Na visão de Bolsonaro, Ribeiro não fez nada demais ao dizer, na gravação divulgada em março, que atendia preferencialmente a pedidos de prefeitos “indicados pelo pastor tal”. “P’ra dar uma moral p’ra ele [pastor]. Nada demais”, considera.
“Continuo acreditando no Milton. Se aparecer alguma coisa, responda pelos seus atos. E assim é em nosso governo”, prosseguiu. Criando uma espécie de “corruptômetro”, Bolsonaro defendeu que o esquema investigado pela Polícia Federal “não foi corrupção da forma como está acostumada a ver em governos anteriores; ah, o cara fez uma obra superfaturada, comprou o material e não recebeu, superfaturou. Nada disso.
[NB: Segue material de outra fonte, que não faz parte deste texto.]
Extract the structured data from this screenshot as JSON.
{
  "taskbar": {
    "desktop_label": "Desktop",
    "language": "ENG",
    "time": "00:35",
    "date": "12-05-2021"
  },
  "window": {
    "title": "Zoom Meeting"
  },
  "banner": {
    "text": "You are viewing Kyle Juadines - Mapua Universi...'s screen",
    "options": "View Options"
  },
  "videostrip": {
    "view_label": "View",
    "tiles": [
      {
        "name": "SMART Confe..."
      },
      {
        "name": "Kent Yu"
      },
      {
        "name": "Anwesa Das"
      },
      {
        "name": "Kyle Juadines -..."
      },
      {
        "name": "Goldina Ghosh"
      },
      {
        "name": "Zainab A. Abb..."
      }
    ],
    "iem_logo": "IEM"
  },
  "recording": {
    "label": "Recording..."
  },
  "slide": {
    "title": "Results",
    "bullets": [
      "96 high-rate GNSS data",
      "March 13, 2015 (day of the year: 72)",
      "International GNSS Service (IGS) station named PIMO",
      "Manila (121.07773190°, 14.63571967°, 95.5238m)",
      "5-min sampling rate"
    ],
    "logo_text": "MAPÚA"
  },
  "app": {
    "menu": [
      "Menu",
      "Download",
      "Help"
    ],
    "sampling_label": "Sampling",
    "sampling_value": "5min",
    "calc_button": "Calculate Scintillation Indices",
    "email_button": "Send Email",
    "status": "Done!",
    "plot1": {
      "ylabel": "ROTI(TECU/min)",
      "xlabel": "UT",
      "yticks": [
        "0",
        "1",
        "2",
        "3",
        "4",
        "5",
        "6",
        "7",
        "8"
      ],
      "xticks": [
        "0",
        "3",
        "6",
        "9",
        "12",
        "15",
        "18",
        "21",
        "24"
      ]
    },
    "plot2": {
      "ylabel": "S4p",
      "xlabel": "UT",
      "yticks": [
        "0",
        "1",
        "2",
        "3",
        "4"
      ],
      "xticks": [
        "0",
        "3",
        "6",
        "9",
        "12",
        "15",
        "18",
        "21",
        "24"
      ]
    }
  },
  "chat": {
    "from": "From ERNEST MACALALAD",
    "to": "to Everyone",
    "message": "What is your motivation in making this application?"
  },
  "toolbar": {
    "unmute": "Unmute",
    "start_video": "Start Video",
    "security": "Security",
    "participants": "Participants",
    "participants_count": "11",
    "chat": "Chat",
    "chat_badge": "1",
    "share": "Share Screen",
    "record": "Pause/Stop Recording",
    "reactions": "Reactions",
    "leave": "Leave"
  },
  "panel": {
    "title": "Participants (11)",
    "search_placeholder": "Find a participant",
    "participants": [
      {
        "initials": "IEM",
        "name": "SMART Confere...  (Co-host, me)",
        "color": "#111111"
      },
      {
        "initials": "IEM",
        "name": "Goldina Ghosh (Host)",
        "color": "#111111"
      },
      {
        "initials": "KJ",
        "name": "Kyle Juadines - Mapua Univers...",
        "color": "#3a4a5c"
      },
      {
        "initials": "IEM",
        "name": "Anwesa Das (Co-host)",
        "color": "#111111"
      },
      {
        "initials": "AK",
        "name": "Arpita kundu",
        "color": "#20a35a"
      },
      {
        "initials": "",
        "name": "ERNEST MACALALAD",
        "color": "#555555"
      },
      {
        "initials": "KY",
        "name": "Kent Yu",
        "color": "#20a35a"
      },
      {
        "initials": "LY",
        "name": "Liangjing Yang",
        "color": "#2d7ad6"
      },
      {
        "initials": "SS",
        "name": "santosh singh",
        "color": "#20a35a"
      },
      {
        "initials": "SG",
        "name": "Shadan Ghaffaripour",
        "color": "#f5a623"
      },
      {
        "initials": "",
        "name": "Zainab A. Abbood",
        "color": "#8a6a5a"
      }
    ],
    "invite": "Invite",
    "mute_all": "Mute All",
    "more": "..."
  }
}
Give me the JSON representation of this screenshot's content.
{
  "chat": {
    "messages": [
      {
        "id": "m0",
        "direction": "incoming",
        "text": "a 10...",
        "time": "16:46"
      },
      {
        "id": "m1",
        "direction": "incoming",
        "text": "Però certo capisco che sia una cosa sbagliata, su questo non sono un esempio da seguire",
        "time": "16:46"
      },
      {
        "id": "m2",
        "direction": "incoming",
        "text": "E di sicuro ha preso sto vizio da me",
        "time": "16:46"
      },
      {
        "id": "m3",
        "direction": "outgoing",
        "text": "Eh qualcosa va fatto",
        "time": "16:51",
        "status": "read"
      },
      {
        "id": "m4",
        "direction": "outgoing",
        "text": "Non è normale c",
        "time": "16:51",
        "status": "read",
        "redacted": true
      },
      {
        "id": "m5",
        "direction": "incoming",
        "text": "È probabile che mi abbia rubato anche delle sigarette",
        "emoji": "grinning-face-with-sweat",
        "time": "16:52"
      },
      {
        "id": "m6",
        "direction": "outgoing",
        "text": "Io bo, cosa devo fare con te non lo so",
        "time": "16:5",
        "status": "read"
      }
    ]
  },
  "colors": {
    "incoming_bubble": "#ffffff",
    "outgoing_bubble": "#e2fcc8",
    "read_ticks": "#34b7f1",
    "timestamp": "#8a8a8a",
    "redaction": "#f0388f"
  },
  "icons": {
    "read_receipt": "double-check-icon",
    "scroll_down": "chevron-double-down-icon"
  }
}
Foi de história de fazer tráfico de influência”. Ah, bom!
“Pastores são vinculados à primeira-dama”, lembra Daniel Cara, da FE
Os pastores Santos e Moura, que atuavam como lobistas, negociando a liberação de recursos para obras, participaram de pelo menos 22 reuniões oficiais no MEC ao longo dos 15 meses anteriores à queda de Ribeiro. Em pelo menos 19 delas o ex-ministro estava presente. A dupla é próxima da família Bolsonaro.
“Não só o Bolsonaro tem envolvimento no escândalo. É importante dizer que esses pastores são vinculados à primeira-dama”, aponta o professor Daniel Cara, docente da Faculdade de Educação (FE) da USP.
Michelle Bolsonaro “assumiu uma postura passiva durante a campanha eleitoral (2022) e ela não fez isso porque está desgostosa de fazer campanha ou porque não quer permanecer como primeira-dama, pelo contrário, ela sabe que tem os pés de barro”, prossegue. “Ela também tem vínculos com setores que não são, necessariamente, idôneos das igrejas neopentecostais.”
Cara ressalta que o pastor e ex-ministro Milton Ribeiro “era uma figura muito próxima da Michelle Bolsonaro e também da Damares Alves”, ex-ministra do Ministério da Mulher, da Família e dos Direitos Humanos e pré-candidata ao Senado (Republicanos-DF). “Em um determinado momento, Silas Malafaia [pastor da Assembleia de Deus Vitória em Cristo] e Damares rompem com Milton Ribeiro e não é porque eles discordavam da linha ideológica de Milton Ribeiro, é, talvez, porque os interesses deles não estavam sendo atendidos”, diz o professor da FE.
Tão logo o caso foi revelado, em março, o Sindicato Nacional dos Docentes das Instituições de Ensino Superior (Andes-SN) e outras entidades representativas do setor da educação divulgaram nota conjunta exigindo a demissão imediata do então ministro.
“A farra com recursos do FNDE no esquema do ‘Bolsolão do MEC’ é inadmissível. Os recursos do fundo devem ser destinados para ações de reestruturação e modernização das instituições de ensino, para garantir assistência estudantil a estudantes de baixa renda, ampliar o número de escolas, investir em pesquisa e contratar professores, e não para beneficiar a construção das igrejas”, dizia o texto.